Some Huffington Post readers may be perplexed as to why, in the recent controversy over the diabetes drug Avandia, I have twice taken a position that appears antithetical to Democrats on the Committee on Oversight and Government Reform seeking accountability from the Food and Drug Administration and the manufacturer, GlaxoSmithKline (GSK); first, by questioning the methodology behind the claim that there is a 43 percent increase in the risk of heart attack and, second, by questioning the judgment of the New England Journal of Medicine (NEJM) in promoting the study with an avidity not supported by the fragility of the data.
Indeed, the way Rep. Waxman et al, study author Dr. Steve Nissen, and NEJM seemed to synchronize led to speculation that the June 6 oversight hearings were as much about shaping FDA reform as they were about determining whether the FDA and GSK were dilatory or worse in addressing the drug's potential cardiovascular risks. As Steve Usdin wrote in BioCentury:
Alarming headlines about Avandia... served as a political defibrillator, shocking new life into congressional efforts to separate the assessment of drug efficacy and safety just weeks after they were defeated in the Senate and as the House Energy and Commerce Committee is set to begin debate on drug safety legislation.
A quick google search using the words "Avandia," "drug" and "conspiracy" grosses some 58,000 entries, many of which, it should be noted, point to a conspiracy in the other direction - that of the FDA cozying up to GSK and suppressing dissent on the drug's safety.
I have no political feelings about the partisan slugfest that took place on June 6 in response to Dr. Nissen's paper, or a stake in the matter, other than to repeat the underlying theme of my other pieces on this topic -- statistics are more useful than indignation -- and offer a crude analogy which, I hope, illuminates the deeper issues that we are overlooking in this debate.
Imagine you're a doctor, and you suddenly see a significant increase in workers from a local timber yard arriving at your surgery with cuts to their fingers. The cuts aren't deep enough to warrant sutures, so you disinfect and apply band-aids. But the increase doesn't abate, and now some of the workers are returning with infected cuts that you previously treated. Do you confine yourself to asking whether the band aid failed - was there a lack of adhesion or some other defect that suggested it didn't do what it was supposed to do? Do you demand an inquiry into whether the band-aid manufacturer misled you about its product? Do you demand the FDA issue a black-box warning about using the band-aid? Do you demand a better band-aid?

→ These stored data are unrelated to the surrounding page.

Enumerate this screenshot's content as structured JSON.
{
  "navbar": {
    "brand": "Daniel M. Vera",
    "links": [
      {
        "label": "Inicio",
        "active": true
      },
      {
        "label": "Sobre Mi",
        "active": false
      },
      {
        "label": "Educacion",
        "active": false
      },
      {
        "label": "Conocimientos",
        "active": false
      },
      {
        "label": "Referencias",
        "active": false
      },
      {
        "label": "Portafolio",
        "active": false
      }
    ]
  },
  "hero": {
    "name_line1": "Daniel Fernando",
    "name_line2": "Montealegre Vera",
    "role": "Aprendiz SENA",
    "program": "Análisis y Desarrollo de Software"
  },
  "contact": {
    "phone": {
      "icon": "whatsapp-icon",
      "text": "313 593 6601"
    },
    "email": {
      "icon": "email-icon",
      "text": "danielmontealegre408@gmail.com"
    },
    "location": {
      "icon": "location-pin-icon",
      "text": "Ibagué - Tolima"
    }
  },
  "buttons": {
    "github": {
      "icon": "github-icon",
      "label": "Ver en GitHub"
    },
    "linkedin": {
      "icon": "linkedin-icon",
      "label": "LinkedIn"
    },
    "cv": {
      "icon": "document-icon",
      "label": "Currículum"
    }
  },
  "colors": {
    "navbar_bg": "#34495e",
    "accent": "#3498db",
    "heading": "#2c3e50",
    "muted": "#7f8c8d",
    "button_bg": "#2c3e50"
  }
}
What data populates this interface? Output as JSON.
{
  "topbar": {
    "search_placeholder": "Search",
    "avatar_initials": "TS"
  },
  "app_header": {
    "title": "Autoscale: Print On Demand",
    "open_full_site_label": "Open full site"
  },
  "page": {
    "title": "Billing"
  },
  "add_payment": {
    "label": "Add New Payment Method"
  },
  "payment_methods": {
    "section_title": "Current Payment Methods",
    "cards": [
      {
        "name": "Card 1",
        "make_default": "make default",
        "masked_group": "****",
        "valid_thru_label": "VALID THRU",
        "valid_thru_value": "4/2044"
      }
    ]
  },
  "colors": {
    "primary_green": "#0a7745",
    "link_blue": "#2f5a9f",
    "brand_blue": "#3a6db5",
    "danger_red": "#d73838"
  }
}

Or do you ask whether there is some underlying problem at the timber yard behind the increased injuries - and address that?
The latter course of action doesn't preclude any of the former interventions, or suggest that they aren't wise; but what of a situation where the underlying problem -- poor safety in the timber yard -- is ignored, and the public debate grows ever more shrill over the efficacy and safety of band-aids, with calls that the manufacturer is in cahoots with the FDA to minimize the risk? And what if the threat of litigation and regulation becomes so great that no-one wants to manufacture band-aids anymore?
Comparing Avandia to a band-aid is, I admit, a cartoon analogy; but the scenario cuts to the fundamental problem with diabetes: it is difficult to see how we aren't substituting a debate about how to regulate the treatment of symptoms for a debate about how to treat the underlying problem.
The unpleasant reality is that as obesity has increased, so has diabetes; and the consequences are grim. In 2002, diabetes led to 82,000 non-traumatic amputations, 153,730 cases of end-stage kidney disease, between 12,000 and 24,000 cases of blindness, and 224,092 deaths (a figure which is probably an underestimate). In 2003, health officials said New York City described the increasing rates as an "epidemic."
To put it bluntly, people are, effectively, poisoning themselves through over-eating, lack of exercise, and poor nutritional knowledge, access, and choice (yes, choice; don't think this is just a blue-collar disease). Or they are poisoning their children by allowing them unregulated access to a toxic trough of candy, chips and cookies - and an endless fountain of soda and sweetened juice (for the first time in history, a generation has been raised to dislike the taste of water).
Arguing over the motives behind treating the symptoms of this problem may prove valuable, if the risks of Avandia end up outweighing the benefits, and if the approval process for drugs results in safer treatment; but it's difficult to see it as anything other than a convenient, crowd-playing fudge when the underlying issue is vastly more complicated and getting worse.
It's easy (and by no means invalid) to indict "big Pharma" for its marauding rapacity; but in this case *we* have cultivated a disease from a toxic lifestyle, and now find ourselves in the position of needing the pharmaceutical companies to save us. The opportunities for profit are enormous, diabetes is a growing global disease with little prospect of receding; but, unlike band-aids, the drugs are imperfect, the risks are asymmetric, and the real questions defy congressional realpolitik: do you stop more people from going blind if you increase the risk of heart attack for a few?
We are partners in this mess; but, as Eli Siegel observed, "it is much easier to hate something we do not see as ourselves."